C’était un vieillard d’apparence plutôt délicate, mais droit comme un chêne, et dont la belle figure, entourée de cheveux blancs, annonçait une énergie sans bornes ainsi qu’une très grande bonté. C’était un de ces chevaliers de la glèbe, pionniers de génie, dont le travail magnifique a fondé les paroisses et créé les nations. Son père, français d’origine, avait jadis traversé les mers, avec tant d’autres, héros du passé, qui furent hantés par ces pays neufs, gisant au bout des océans. Sa mère fut Anne Couture, fille du grand Couture, célèbre parmi les premiers colons du Canada. Devenu seigneur de l’Isle-Verte, Jean-Baptiste Côté, qui se maria à son tour, établit tous ses enfants près de lui sur des terres. De cet homme remarquable devait surgir une nombreuse lignée de prêtres et de religieuses, répandant sur la terre canadienne le nom de Dieu.

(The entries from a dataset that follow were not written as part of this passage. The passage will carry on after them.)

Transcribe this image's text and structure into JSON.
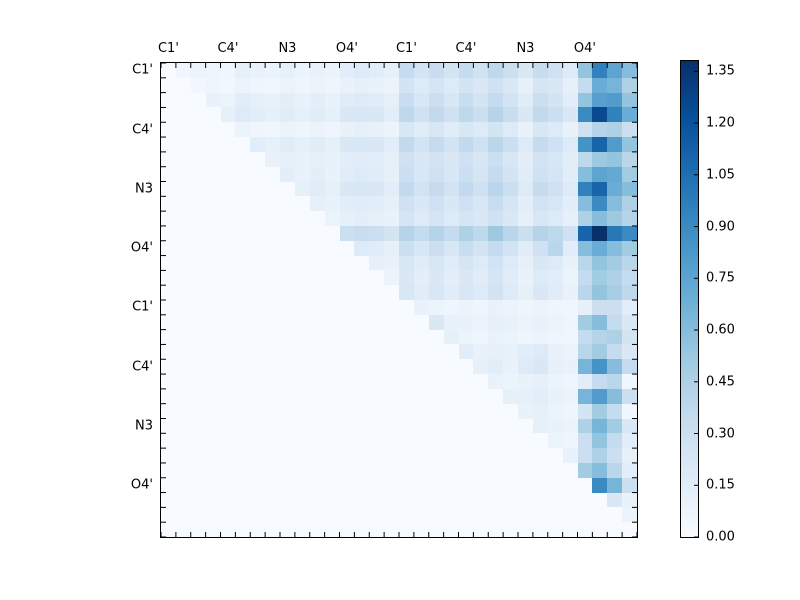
{
  "figure": {
    "background": "#ffffff",
    "axis_color": "#000000"
  },
  "chart_data": {
    "type": "heatmap",
    "title": "",
    "xlabel": "",
    "ylabel": "",
    "n": 32,
    "label_every": 4,
    "x_tick_labels": [
      "C1'",
      "C4'",
      "N3",
      "O4'",
      "C1'",
      "C4'",
      "N3",
      "O4'"
    ],
    "y_tick_labels": [
      "C1'",
      "C4'",
      "N3",
      "O4'",
      "C1'",
      "C4'",
      "N3",
      "O4'"
    ],
    "vmin": 0.0,
    "vmax": 1.38,
    "colormap": "Blues",
    "colormap_stops": [
      {
        "t": 0.0,
        "c": "#f7fbff"
      },
      {
        "t": 0.125,
        "c": "#deebf7"
      },
      {
        "t": 0.25,
        "c": "#c6dbef"
      },
      {
        "t": 0.375,
        "c": "#9ecae1"
      },
      {
        "t": 0.5,
        "c": "#6baed6"
      },
      {
        "t": 0.625,
        "c": "#4292c6"
      },
      {
        "t": 0.75,
        "c": "#2171b5"
      },
      {
        "t": 0.875,
        "c": "#08519c"
      },
      {
        "t": 1.0,
        "c": "#08306b"
      }
    ],
    "colorbar_ticks": [
      {
        "value": 0.0,
        "label": "0.00"
      },
      {
        "value": 0.15,
        "label": "0.15"
      },
      {
        "value": 0.3,
        "label": "0.30"
      },
      {
        "value": 0.45,
        "label": "0.45"
      },
      {
        "value": 0.6,
        "label": "0.60"
      },
      {
        "value": 0.75,
        "label": "0.75"
      },
      {
        "value": 0.9,
        "label": "0.90"
      },
      {
        "value": 1.05,
        "label": "1.05"
      },
      {
        "value": 1.2,
        "label": "1.20"
      },
      {
        "value": 1.35,
        "label": "1.35"
      }
    ],
    "matrix": [
      [
        0.0,
        0.05,
        0.08,
        0.06,
        0.05,
        0.12,
        0.1,
        0.08,
        0.12,
        0.08,
        0.1,
        0.08,
        0.15,
        0.18,
        0.15,
        0.12,
        0.35,
        0.25,
        0.32,
        0.25,
        0.35,
        0.28,
        0.38,
        0.3,
        0.2,
        0.33,
        0.28,
        0.18,
        0.55,
        0.95,
        0.75,
        0.6
      ],
      [
        0.0,
        0.0,
        0.04,
        0.06,
        0.04,
        0.08,
        0.06,
        0.05,
        0.08,
        0.06,
        0.08,
        0.06,
        0.1,
        0.12,
        0.1,
        0.08,
        0.25,
        0.18,
        0.24,
        0.18,
        0.25,
        0.2,
        0.28,
        0.2,
        0.12,
        0.24,
        0.2,
        0.12,
        0.35,
        0.7,
        0.65,
        0.45
      ],
      [
        0.0,
        0.0,
        0.0,
        0.1,
        0.08,
        0.15,
        0.12,
        0.1,
        0.14,
        0.1,
        0.14,
        0.1,
        0.16,
        0.18,
        0.16,
        0.12,
        0.32,
        0.22,
        0.3,
        0.22,
        0.32,
        0.25,
        0.35,
        0.26,
        0.16,
        0.3,
        0.25,
        0.15,
        0.55,
        0.78,
        0.8,
        0.55
      ],
      [
        0.0,
        0.0,
        0.0,
        0.0,
        0.12,
        0.18,
        0.15,
        0.12,
        0.16,
        0.12,
        0.16,
        0.12,
        0.2,
        0.22,
        0.2,
        0.15,
        0.38,
        0.28,
        0.36,
        0.28,
        0.38,
        0.3,
        0.42,
        0.32,
        0.2,
        0.36,
        0.3,
        0.2,
        0.9,
        1.25,
        0.95,
        0.7
      ],
      [
        0.0,
        0.0,
        0.0,
        0.0,
        0.0,
        0.08,
        0.06,
        0.05,
        0.08,
        0.06,
        0.08,
        0.06,
        0.1,
        0.12,
        0.1,
        0.08,
        0.22,
        0.16,
        0.22,
        0.16,
        0.22,
        0.18,
        0.25,
        0.18,
        0.1,
        0.22,
        0.18,
        0.1,
        0.28,
        0.42,
        0.45,
        0.3
      ],
      [
        0.0,
        0.0,
        0.0,
        0.0,
        0.0,
        0.0,
        0.15,
        0.12,
        0.16,
        0.12,
        0.16,
        0.12,
        0.2,
        0.22,
        0.2,
        0.15,
        0.36,
        0.26,
        0.34,
        0.26,
        0.36,
        0.28,
        0.4,
        0.3,
        0.18,
        0.34,
        0.28,
        0.18,
        0.85,
        1.1,
        0.8,
        0.55
      ],
      [
        0.0,
        0.0,
        0.0,
        0.0,
        0.0,
        0.0,
        0.0,
        0.1,
        0.12,
        0.1,
        0.12,
        0.1,
        0.15,
        0.16,
        0.15,
        0.12,
        0.28,
        0.2,
        0.26,
        0.2,
        0.28,
        0.22,
        0.3,
        0.22,
        0.14,
        0.26,
        0.22,
        0.14,
        0.38,
        0.52,
        0.55,
        0.4
      ],
      [
        0.0,
        0.0,
        0.0,
        0.0,
        0.0,
        0.0,
        0.0,
        0.0,
        0.14,
        0.1,
        0.14,
        0.1,
        0.16,
        0.18,
        0.16,
        0.12,
        0.3,
        0.22,
        0.28,
        0.22,
        0.3,
        0.24,
        0.34,
        0.25,
        0.16,
        0.28,
        0.24,
        0.15,
        0.6,
        0.75,
        0.72,
        0.5
      ],
      [
        0.0,
        0.0,
        0.0,
        0.0,
        0.0,
        0.0,
        0.0,
        0.0,
        0.0,
        0.12,
        0.16,
        0.12,
        0.2,
        0.22,
        0.2,
        0.15,
        0.36,
        0.26,
        0.34,
        0.26,
        0.36,
        0.28,
        0.4,
        0.3,
        0.18,
        0.34,
        0.28,
        0.18,
        0.95,
        1.1,
        0.7,
        0.6
      ],
      [
        0.0,
        0.0,
        0.0,
        0.0,
        0.0,
        0.0,
        0.0,
        0.0,
        0.0,
        0.0,
        0.12,
        0.1,
        0.15,
        0.16,
        0.15,
        0.12,
        0.28,
        0.2,
        0.28,
        0.2,
        0.28,
        0.22,
        0.32,
        0.24,
        0.14,
        0.26,
        0.22,
        0.14,
        0.6,
        0.9,
        0.6,
        0.45
      ],
      [
        0.0,
        0.0,
        0.0,
        0.0,
        0.0,
        0.0,
        0.0,
        0.0,
        0.0,
        0.0,
        0.0,
        0.08,
        0.12,
        0.14,
        0.12,
        0.1,
        0.24,
        0.18,
        0.24,
        0.18,
        0.24,
        0.2,
        0.28,
        0.2,
        0.12,
        0.22,
        0.18,
        0.12,
        0.45,
        0.6,
        0.52,
        0.42
      ],
      [
        0.0,
        0.0,
        0.0,
        0.0,
        0.0,
        0.0,
        0.0,
        0.0,
        0.0,
        0.0,
        0.0,
        0.0,
        0.3,
        0.32,
        0.3,
        0.25,
        0.42,
        0.35,
        0.42,
        0.35,
        0.45,
        0.38,
        0.52,
        0.4,
        0.3,
        0.42,
        0.38,
        0.28,
        1.1,
        1.38,
        1.0,
        0.9
      ],
      [
        0.0,
        0.0,
        0.0,
        0.0,
        0.0,
        0.0,
        0.0,
        0.0,
        0.0,
        0.0,
        0.0,
        0.0,
        0.0,
        0.18,
        0.16,
        0.12,
        0.3,
        0.22,
        0.3,
        0.22,
        0.32,
        0.25,
        0.35,
        0.26,
        0.16,
        0.28,
        0.4,
        0.15,
        0.6,
        0.7,
        0.6,
        0.5
      ],
      [
        0.0,
        0.0,
        0.0,
        0.0,
        0.0,
        0.0,
        0.0,
        0.0,
        0.0,
        0.0,
        0.0,
        0.0,
        0.0,
        0.0,
        0.12,
        0.1,
        0.22,
        0.16,
        0.22,
        0.16,
        0.24,
        0.18,
        0.26,
        0.18,
        0.12,
        0.2,
        0.18,
        0.1,
        0.4,
        0.55,
        0.5,
        0.4
      ],
      [
        0.0,
        0.0,
        0.0,
        0.0,
        0.0,
        0.0,
        0.0,
        0.0,
        0.0,
        0.0,
        0.0,
        0.0,
        0.0,
        0.0,
        0.0,
        0.08,
        0.2,
        0.14,
        0.2,
        0.14,
        0.2,
        0.16,
        0.24,
        0.16,
        0.1,
        0.18,
        0.15,
        0.08,
        0.35,
        0.5,
        0.45,
        0.35
      ],
      [
        0.0,
        0.0,
        0.0,
        0.0,
        0.0,
        0.0,
        0.0,
        0.0,
        0.0,
        0.0,
        0.0,
        0.0,
        0.0,
        0.0,
        0.0,
        0.0,
        0.22,
        0.16,
        0.22,
        0.16,
        0.22,
        0.18,
        0.26,
        0.18,
        0.12,
        0.2,
        0.16,
        0.1,
        0.4,
        0.55,
        0.48,
        0.38
      ],
      [
        0.0,
        0.0,
        0.0,
        0.0,
        0.0,
        0.0,
        0.0,
        0.0,
        0.0,
        0.0,
        0.0,
        0.0,
        0.0,
        0.0,
        0.0,
        0.0,
        0.0,
        0.1,
        0.08,
        0.06,
        0.08,
        0.06,
        0.1,
        0.08,
        0.06,
        0.08,
        0.06,
        0.05,
        0.12,
        0.3,
        0.3,
        0.15
      ],
      [
        0.0,
        0.0,
        0.0,
        0.0,
        0.0,
        0.0,
        0.0,
        0.0,
        0.0,
        0.0,
        0.0,
        0.0,
        0.0,
        0.0,
        0.0,
        0.0,
        0.0,
        0.0,
        0.2,
        0.1,
        0.1,
        0.08,
        0.12,
        0.1,
        0.08,
        0.1,
        0.08,
        0.06,
        0.5,
        0.6,
        0.35,
        0.2
      ],
      [
        0.0,
        0.0,
        0.0,
        0.0,
        0.0,
        0.0,
        0.0,
        0.0,
        0.0,
        0.0,
        0.0,
        0.0,
        0.0,
        0.0,
        0.0,
        0.0,
        0.0,
        0.0,
        0.0,
        0.12,
        0.08,
        0.06,
        0.1,
        0.08,
        0.06,
        0.08,
        0.06,
        0.05,
        0.35,
        0.42,
        0.45,
        0.25
      ],
      [
        0.0,
        0.0,
        0.0,
        0.0,
        0.0,
        0.0,
        0.0,
        0.0,
        0.0,
        0.0,
        0.0,
        0.0,
        0.0,
        0.0,
        0.0,
        0.0,
        0.0,
        0.0,
        0.0,
        0.0,
        0.15,
        0.1,
        0.12,
        0.1,
        0.15,
        0.18,
        0.1,
        0.08,
        0.4,
        0.5,
        0.35,
        0.2
      ],
      [
        0.0,
        0.0,
        0.0,
        0.0,
        0.0,
        0.0,
        0.0,
        0.0,
        0.0,
        0.0,
        0.0,
        0.0,
        0.0,
        0.0,
        0.0,
        0.0,
        0.0,
        0.0,
        0.0,
        0.0,
        0.0,
        0.12,
        0.15,
        0.1,
        0.18,
        0.2,
        0.12,
        0.1,
        0.65,
        0.85,
        0.6,
        0.35
      ],
      [
        0.0,
        0.0,
        0.0,
        0.0,
        0.0,
        0.0,
        0.0,
        0.0,
        0.0,
        0.0,
        0.0,
        0.0,
        0.0,
        0.0,
        0.0,
        0.0,
        0.0,
        0.0,
        0.0,
        0.0,
        0.0,
        0.0,
        0.1,
        0.08,
        0.1,
        0.12,
        0.08,
        0.06,
        0.15,
        0.35,
        0.4,
        0.05
      ],
      [
        0.0,
        0.0,
        0.0,
        0.0,
        0.0,
        0.0,
        0.0,
        0.0,
        0.0,
        0.0,
        0.0,
        0.0,
        0.0,
        0.0,
        0.0,
        0.0,
        0.0,
        0.0,
        0.0,
        0.0,
        0.0,
        0.0,
        0.0,
        0.12,
        0.12,
        0.15,
        0.1,
        0.08,
        0.65,
        0.8,
        0.6,
        0.3
      ],
      [
        0.0,
        0.0,
        0.0,
        0.0,
        0.0,
        0.0,
        0.0,
        0.0,
        0.0,
        0.0,
        0.0,
        0.0,
        0.0,
        0.0,
        0.0,
        0.0,
        0.0,
        0.0,
        0.0,
        0.0,
        0.0,
        0.0,
        0.0,
        0.0,
        0.1,
        0.12,
        0.08,
        0.06,
        0.25,
        0.5,
        0.35,
        0.05
      ],
      [
        0.0,
        0.0,
        0.0,
        0.0,
        0.0,
        0.0,
        0.0,
        0.0,
        0.0,
        0.0,
        0.0,
        0.0,
        0.0,
        0.0,
        0.0,
        0.0,
        0.0,
        0.0,
        0.0,
        0.0,
        0.0,
        0.0,
        0.0,
        0.0,
        0.0,
        0.12,
        0.1,
        0.08,
        0.45,
        0.65,
        0.5,
        0.2
      ],
      [
        0.0,
        0.0,
        0.0,
        0.0,
        0.0,
        0.0,
        0.0,
        0.0,
        0.0,
        0.0,
        0.0,
        0.0,
        0.0,
        0.0,
        0.0,
        0.0,
        0.0,
        0.0,
        0.0,
        0.0,
        0.0,
        0.0,
        0.0,
        0.0,
        0.0,
        0.0,
        0.08,
        0.06,
        0.3,
        0.55,
        0.35,
        0.15
      ],
      [
        0.0,
        0.0,
        0.0,
        0.0,
        0.0,
        0.0,
        0.0,
        0.0,
        0.0,
        0.0,
        0.0,
        0.0,
        0.0,
        0.0,
        0.0,
        0.0,
        0.0,
        0.0,
        0.0,
        0.0,
        0.0,
        0.0,
        0.0,
        0.0,
        0.0,
        0.0,
        0.0,
        0.1,
        0.3,
        0.45,
        0.3,
        0.12
      ],
      [
        0.0,
        0.0,
        0.0,
        0.0,
        0.0,
        0.0,
        0.0,
        0.0,
        0.0,
        0.0,
        0.0,
        0.0,
        0.0,
        0.0,
        0.0,
        0.0,
        0.0,
        0.0,
        0.0,
        0.0,
        0.0,
        0.0,
        0.0,
        0.0,
        0.0,
        0.0,
        0.0,
        0.0,
        0.5,
        0.6,
        0.4,
        0.15
      ],
      [
        0.0,
        0.0,
        0.0,
        0.0,
        0.0,
        0.0,
        0.0,
        0.0,
        0.0,
        0.0,
        0.0,
        0.0,
        0.0,
        0.0,
        0.0,
        0.0,
        0.0,
        0.0,
        0.0,
        0.0,
        0.0,
        0.0,
        0.0,
        0.0,
        0.0,
        0.0,
        0.0,
        0.0,
        0.0,
        0.9,
        0.65,
        0.3
      ],
      [
        0.0,
        0.0,
        0.0,
        0.0,
        0.0,
        0.0,
        0.0,
        0.0,
        0.0,
        0.0,
        0.0,
        0.0,
        0.0,
        0.0,
        0.0,
        0.0,
        0.0,
        0.0,
        0.0,
        0.0,
        0.0,
        0.0,
        0.0,
        0.0,
        0.0,
        0.0,
        0.0,
        0.0,
        0.0,
        0.0,
        0.2,
        0.1
      ],
      [
        0.0,
        0.0,
        0.0,
        0.0,
        0.0,
        0.0,
        0.0,
        0.0,
        0.0,
        0.0,
        0.0,
        0.0,
        0.0,
        0.0,
        0.0,
        0.0,
        0.0,
        0.0,
        0.0,
        0.0,
        0.0,
        0.0,
        0.0,
        0.0,
        0.0,
        0.0,
        0.0,
        0.0,
        0.0,
        0.0,
        0.0,
        0.08
      ],
      [
        0.0,
        0.0,
        0.0,
        0.0,
        0.0,
        0.0,
        0.0,
        0.0,
        0.0,
        0.0,
        0.0,
        0.0,
        0.0,
        0.0,
        0.0,
        0.0,
        0.0,
        0.0,
        0.0,
        0.0,
        0.0,
        0.0,
        0.0,
        0.0,
        0.0,
        0.0,
        0.0,
        0.0,
        0.0,
        0.0,
        0.0,
        0.0
      ]
    ]
  }
}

La femme du seigneur, malade, depuis plusieurs années, tricotait paisiblement dans sa chaise, les épaules recouvertes d’un châle de laine du pays. Le vent s’élevait de plus en plus, et les flocons de neige venaient s’abattre par milliers contre les vitres. C’était une grande brise du Nord qui, sortant de la bouche du Saguenay, courait avec violence sur la rive opposée et sifflait dans les cheminées toute la nuit. Parfois, la bourrasque s’apaisait un peu et soufflait à peine, mais tout à coup elle éclatait avec une furie soudaine, hurlant dans les airs comme une multitude de démons déchaînés.